By Irene Virag
When I moved into my home 21 years ago, a neighbor surveyed my large front lawn and asked: “What do you need with all that grass? Why don’t you grow corn instead?”
As it turned out I did try a few ears of corn, and they were fine until the raccoons discovered them. I still tend a sizable vegetable/flower garden in the middle of the front yard, and it’s attractive and productive. And I planted beds and borders of shrubs and trees and perennials and bulbs that seem to grow longer, wider, and deeper every year as the lawn shrinks.
But I have lots of lawn left, and it too is green and healthy. Not only that, but like the garden, it’s organic. Whatever your philosophy and approach, here are some simple tips for a healthy lawn.
Know your grass. Remember September is a good time for repairing, renovating or starting a new lawn from seed. Happily, most lawns in our region are cool-season grasses that do their best when the mercury reaches only from 60 to 75 degrees.
I’m talking Kentucky bluegrass—a homeowner’s favorite for decades—and perennial ryegrass and fescues. Kentucky bluegrass spreads by rhizomes and forms a thick, dark-green sod. But it isn’t exactly low-maintenance: It likes lots of sun and a steady supply of fertilizer and water. Tall fescues are drought tolerant and deeply rooted. Fine fescues have no problem settling in dry, acidic soil and shady sites, but foot traffic can damage it. Perennial rye establishes itself quickly and stands up to wear and tear but doesn’t react well to drought or shade.

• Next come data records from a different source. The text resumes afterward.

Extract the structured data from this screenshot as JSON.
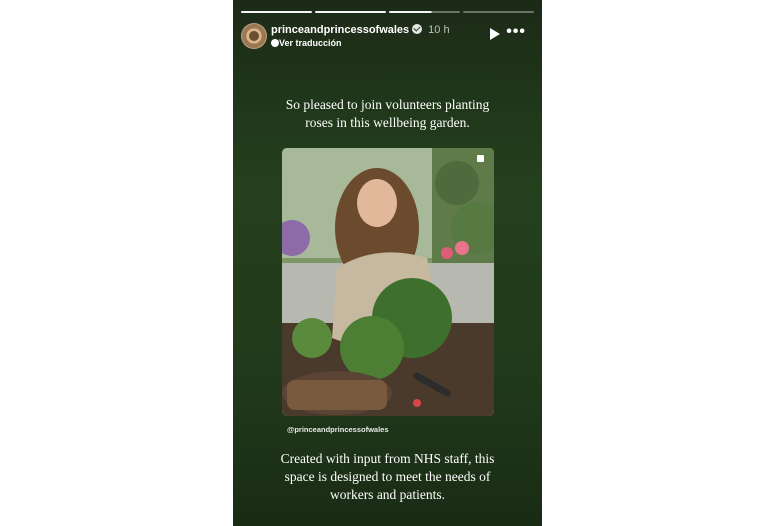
{
  "progress_segments": [
    {
      "state": "done"
    },
    {
      "state": "done"
    },
    {
      "state": "active"
    },
    {
      "state": "pending"
    }
  ],
  "header": {
    "username": "princeandprincessofwales",
    "time": "10 h",
    "translate_label": "Ver traducción",
    "icons": [
      "avatar",
      "verified-badge-icon",
      "globe-icon",
      "play-icon",
      "more-icon"
    ]
  },
  "caption_top": "So pleased to join volunteers planting roses in this wellbeing garden.",
  "photo": {
    "tag": "@princeandprincessofwales"
  },
  "caption_bottom": "Created with input from NHS staff, this space is designed to meet the needs of workers and patients.",
  "colors": {
    "background_top": "#1c2a17",
    "background_mid": "#24401d",
    "text": "#ffffff"
  }
}
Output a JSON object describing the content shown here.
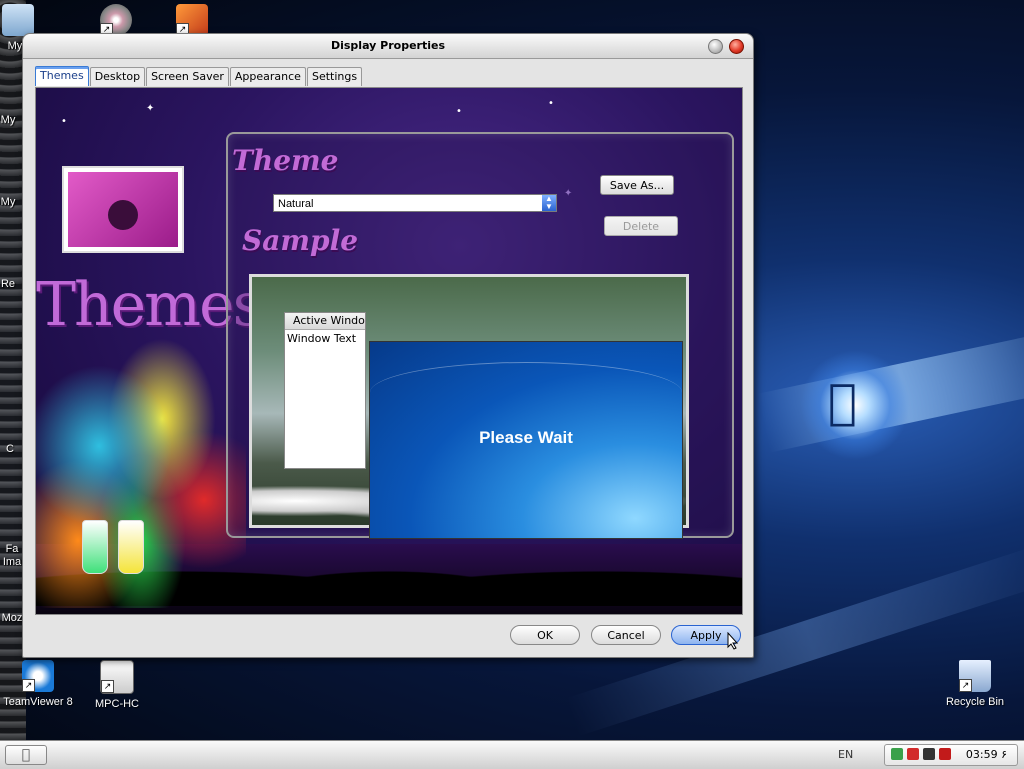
{
  "window": {
    "title": "Display Properties",
    "tabs": [
      {
        "label": "Themes",
        "active": true
      },
      {
        "label": "Desktop",
        "active": false
      },
      {
        "label": "Screen Saver",
        "active": false
      },
      {
        "label": "Appearance",
        "active": false
      },
      {
        "label": "Settings",
        "active": false
      }
    ],
    "buttons": {
      "ok": "OK",
      "cancel": "Cancel",
      "apply": "Apply"
    }
  },
  "themes_page": {
    "big_label": "Themes",
    "theme_label": "Theme",
    "sample_label": "Sample",
    "theme_select_value": "Natural",
    "save_as": "Save As...",
    "delete": "Delete",
    "preview": {
      "active_window_title": "Active Window",
      "window_text": "Window Text",
      "overlay_message": "Please Wait"
    }
  },
  "desktop_icons": [
    {
      "label": "My I",
      "icon": "folder-icon"
    },
    {
      "label": "",
      "icon": "cd-icon"
    },
    {
      "label": "",
      "icon": "shortcut-app-icon"
    },
    {
      "label": "My",
      "icon": "computer-icon"
    },
    {
      "label": "My",
      "icon": "network-icon"
    },
    {
      "label": "Re",
      "icon": "recycle-icon"
    },
    {
      "label": "C",
      "icon": "app-icon"
    },
    {
      "label": "Fa\nIma",
      "icon": "image-icon"
    },
    {
      "label": "Moz",
      "icon": "browser-icon"
    },
    {
      "label": "TeamViewer 8",
      "icon": "teamviewer-icon"
    },
    {
      "label": "MPC-HC",
      "icon": "mpc-hc-icon"
    },
    {
      "label": "Recycle Bin",
      "icon": "recycle-bin-icon"
    }
  ],
  "taskbar": {
    "start_icon": "apple-icon",
    "language": "EN",
    "clock": "03:59 ۶",
    "tray_icons": [
      "network-icon",
      "shield-icon",
      "antivirus-icon",
      "dollar-icon"
    ]
  },
  "colors": {
    "accent_blue": "#2a63d0",
    "script_purple": "#c26bd6",
    "panel_purple": "#2b1560",
    "close_red": "#e23a28"
  }
}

Most lawns are a mixture of different species of grasses or a blend of several varieties of the same grass. Just steer clear of annual ryegrass—it’s not likely to make it through our winters.
Compost, compost. In spring and fall rake in about 1/8th inch of organic compost. And give it a boost with a sip of compost tea every other month from April through November. Also you might try a slow-acting organic fertilizer instead of chemicals. Spring and fall are the best times to feed your lawn. Check local ordinances. Where I live it’s illegal to fertilize from November 1 to April 1. And have the soil pH checked before adding amendments such as lime, gypsum, or sulphur. Lawns are happiest in the 6.3 to 6.8 pH range.
Make the right cut. The average American homeowner spends 40 hours a year behind a lawn mower. Whether you use a tricked-out rider or an old-fashioned people-powered number, make sure you keep the mower blade sharp and set no lower than 3 inches high during the summer. Never shave off more than one-third of the grass at a time. Vary your cutting patterns to avoid soil compaction, and leave clippings to fertilize the lawn with nitrogen and organic matter. The earthworms love it. Get a mulching mower—it leaves behind chopped clippings that degrade quickly.
Water wisely. Infrequent watering encourages roots to search for moisture. If you mow correctly and load your soil with organic matter, your grass should thrive on the water nature provides.
Words to mow by. Nurture the soil and you nurture the lawn. That’s why we compost, stick to organic fertilizer, use corn gluten meal, and ward off grubs with milky spore.
After all there’s poetry in the leaves of grass. Or as Walt Whitman put it: “A blade of grass is the journeywork of the stars.”